Our questions to the farmer were about seeds. What kind he sows, which kinds he used to sow, how he collects seeds, the types of fertilizers he uses, and his harvesting methods. He shared with us how as his community changed, the agricultural practices followed suit. The staple foods that they used to grow are no longer in demand, and the high-nutrient local rice and millets have been replaced by carb-filled white rice that occupies the market demand. The norms have changed, but it doesn’t mean there isn’t a sense of loss.
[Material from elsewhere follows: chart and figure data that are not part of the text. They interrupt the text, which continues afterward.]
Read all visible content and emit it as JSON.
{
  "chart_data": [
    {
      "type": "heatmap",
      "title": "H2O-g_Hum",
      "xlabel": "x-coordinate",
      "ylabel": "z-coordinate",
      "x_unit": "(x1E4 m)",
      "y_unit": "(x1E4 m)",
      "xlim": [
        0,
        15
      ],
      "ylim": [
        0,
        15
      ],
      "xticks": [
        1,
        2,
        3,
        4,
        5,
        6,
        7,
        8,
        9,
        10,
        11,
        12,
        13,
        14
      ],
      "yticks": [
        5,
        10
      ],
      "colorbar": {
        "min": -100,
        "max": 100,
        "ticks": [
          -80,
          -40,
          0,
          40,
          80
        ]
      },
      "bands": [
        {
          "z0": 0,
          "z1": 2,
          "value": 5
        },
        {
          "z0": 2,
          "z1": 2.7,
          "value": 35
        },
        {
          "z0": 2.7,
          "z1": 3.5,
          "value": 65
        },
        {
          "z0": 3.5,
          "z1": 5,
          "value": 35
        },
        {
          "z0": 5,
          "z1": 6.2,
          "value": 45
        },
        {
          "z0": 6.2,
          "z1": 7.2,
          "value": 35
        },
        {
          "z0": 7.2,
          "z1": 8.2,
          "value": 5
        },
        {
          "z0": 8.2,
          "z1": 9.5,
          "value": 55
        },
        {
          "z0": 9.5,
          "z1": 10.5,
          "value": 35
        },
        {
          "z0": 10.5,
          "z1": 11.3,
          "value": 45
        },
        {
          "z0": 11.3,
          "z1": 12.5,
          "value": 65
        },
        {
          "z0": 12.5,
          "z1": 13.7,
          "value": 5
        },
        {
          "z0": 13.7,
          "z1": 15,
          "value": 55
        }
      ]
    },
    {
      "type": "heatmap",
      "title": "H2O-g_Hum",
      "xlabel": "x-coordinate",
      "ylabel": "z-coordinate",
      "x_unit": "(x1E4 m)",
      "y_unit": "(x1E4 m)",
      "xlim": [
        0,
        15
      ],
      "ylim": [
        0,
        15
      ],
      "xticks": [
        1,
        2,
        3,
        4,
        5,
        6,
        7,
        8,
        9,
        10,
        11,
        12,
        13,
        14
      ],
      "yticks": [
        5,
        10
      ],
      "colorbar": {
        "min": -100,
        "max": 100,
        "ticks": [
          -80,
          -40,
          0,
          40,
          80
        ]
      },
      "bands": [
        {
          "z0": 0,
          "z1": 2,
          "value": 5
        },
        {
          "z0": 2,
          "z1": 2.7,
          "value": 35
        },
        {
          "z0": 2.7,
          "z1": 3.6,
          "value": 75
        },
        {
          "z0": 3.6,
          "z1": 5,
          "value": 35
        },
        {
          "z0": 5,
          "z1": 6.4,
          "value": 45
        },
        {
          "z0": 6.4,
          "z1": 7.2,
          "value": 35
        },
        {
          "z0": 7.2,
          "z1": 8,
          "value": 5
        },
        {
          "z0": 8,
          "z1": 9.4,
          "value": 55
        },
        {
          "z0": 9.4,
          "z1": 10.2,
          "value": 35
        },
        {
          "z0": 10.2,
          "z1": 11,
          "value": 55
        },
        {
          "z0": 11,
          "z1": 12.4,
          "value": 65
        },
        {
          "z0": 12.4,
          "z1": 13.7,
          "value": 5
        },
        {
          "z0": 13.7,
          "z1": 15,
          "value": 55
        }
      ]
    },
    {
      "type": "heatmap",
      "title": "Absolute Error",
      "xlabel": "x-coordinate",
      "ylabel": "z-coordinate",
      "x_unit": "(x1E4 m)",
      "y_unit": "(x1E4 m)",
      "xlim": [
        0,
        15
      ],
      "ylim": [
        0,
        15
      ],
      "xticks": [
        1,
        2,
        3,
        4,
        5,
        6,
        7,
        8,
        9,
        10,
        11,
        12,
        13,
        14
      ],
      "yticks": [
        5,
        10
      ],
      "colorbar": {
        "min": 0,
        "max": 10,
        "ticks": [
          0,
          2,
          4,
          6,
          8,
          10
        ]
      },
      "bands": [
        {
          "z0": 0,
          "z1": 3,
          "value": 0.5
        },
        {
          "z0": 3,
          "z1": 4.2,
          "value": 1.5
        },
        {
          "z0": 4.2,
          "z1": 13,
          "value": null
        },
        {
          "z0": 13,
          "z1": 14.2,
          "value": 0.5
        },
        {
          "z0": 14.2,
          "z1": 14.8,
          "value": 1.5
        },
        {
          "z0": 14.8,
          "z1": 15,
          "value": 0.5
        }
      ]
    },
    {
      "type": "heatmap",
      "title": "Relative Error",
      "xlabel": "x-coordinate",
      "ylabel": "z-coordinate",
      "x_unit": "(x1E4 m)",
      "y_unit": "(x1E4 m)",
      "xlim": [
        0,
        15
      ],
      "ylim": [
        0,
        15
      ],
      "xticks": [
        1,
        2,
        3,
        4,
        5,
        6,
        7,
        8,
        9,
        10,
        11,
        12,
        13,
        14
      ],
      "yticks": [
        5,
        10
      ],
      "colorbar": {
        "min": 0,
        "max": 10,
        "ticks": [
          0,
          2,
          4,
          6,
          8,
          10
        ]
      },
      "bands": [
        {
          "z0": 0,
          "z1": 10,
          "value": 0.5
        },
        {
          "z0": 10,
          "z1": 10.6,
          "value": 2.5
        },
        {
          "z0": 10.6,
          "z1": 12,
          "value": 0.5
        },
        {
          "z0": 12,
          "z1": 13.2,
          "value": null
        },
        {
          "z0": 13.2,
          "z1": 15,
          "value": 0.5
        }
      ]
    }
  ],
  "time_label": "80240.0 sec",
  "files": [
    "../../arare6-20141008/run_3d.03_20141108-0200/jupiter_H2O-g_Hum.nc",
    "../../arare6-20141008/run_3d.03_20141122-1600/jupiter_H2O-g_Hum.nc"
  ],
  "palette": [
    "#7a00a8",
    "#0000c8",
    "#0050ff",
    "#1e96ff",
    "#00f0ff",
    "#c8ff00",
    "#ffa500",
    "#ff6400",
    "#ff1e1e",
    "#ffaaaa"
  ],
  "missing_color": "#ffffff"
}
And unlike in the past when crops were cultivated during two seasons, monsoon and Rabi, the low-rainfall conditions force farmers to abandon their Rabi crops like wheat and potatoes, which would otherwise provide subsistence for the family during this time of the year. The communities are rationed water for drinking by the Tata Company, but they are not allowed to use the water to irrigate their land. Less than a few hundred meters from the huge water basin, the community is left to wilt.

And with the wilting of the plants, the people left living in the community are aging, and the young people taking any possible opportunity to flee. The older people show a defeated sadness when they share their knowledge that there is no reason for the youth to keep the community alive, when there is nothing to dream to strive for there. So instead, they move to major city centres like Pune and Mumbai. They may get a job in the industrial sector at a factory electrified by the energy provided from the dam. Energy that won’t supply the homes of their parents and grandparents as electricity, but instead it will flow back as money from the departed children.


The Mulhi lake seen from a fort above.

We are downstream from the problems felt above and around the dam, and the geographical barrier seems to present itself in a way that allows many to disregard their own responsibility to preserve water. Water scarcity is a collective vulnerability, and ignoring the individual responsibility to respond will surely have consequences.

I am lucky that I haven’t faced the problems of the drought, but it is something I have tried to understand as a dependent on the same environment of the many individuals who are facing the consequences. And in my last few months in India, I try to realize how this will influence the person I am at home, where resources appear to be bountiful, and the notions of something such as a drought will not exist. I am perplexed by my role as a consumer and as a student trying to learn about the complexities of development and community perserverance. Is it possible for the two to work together?

I won’t find anwsers to my questions  in the next two months, but I will continue to try.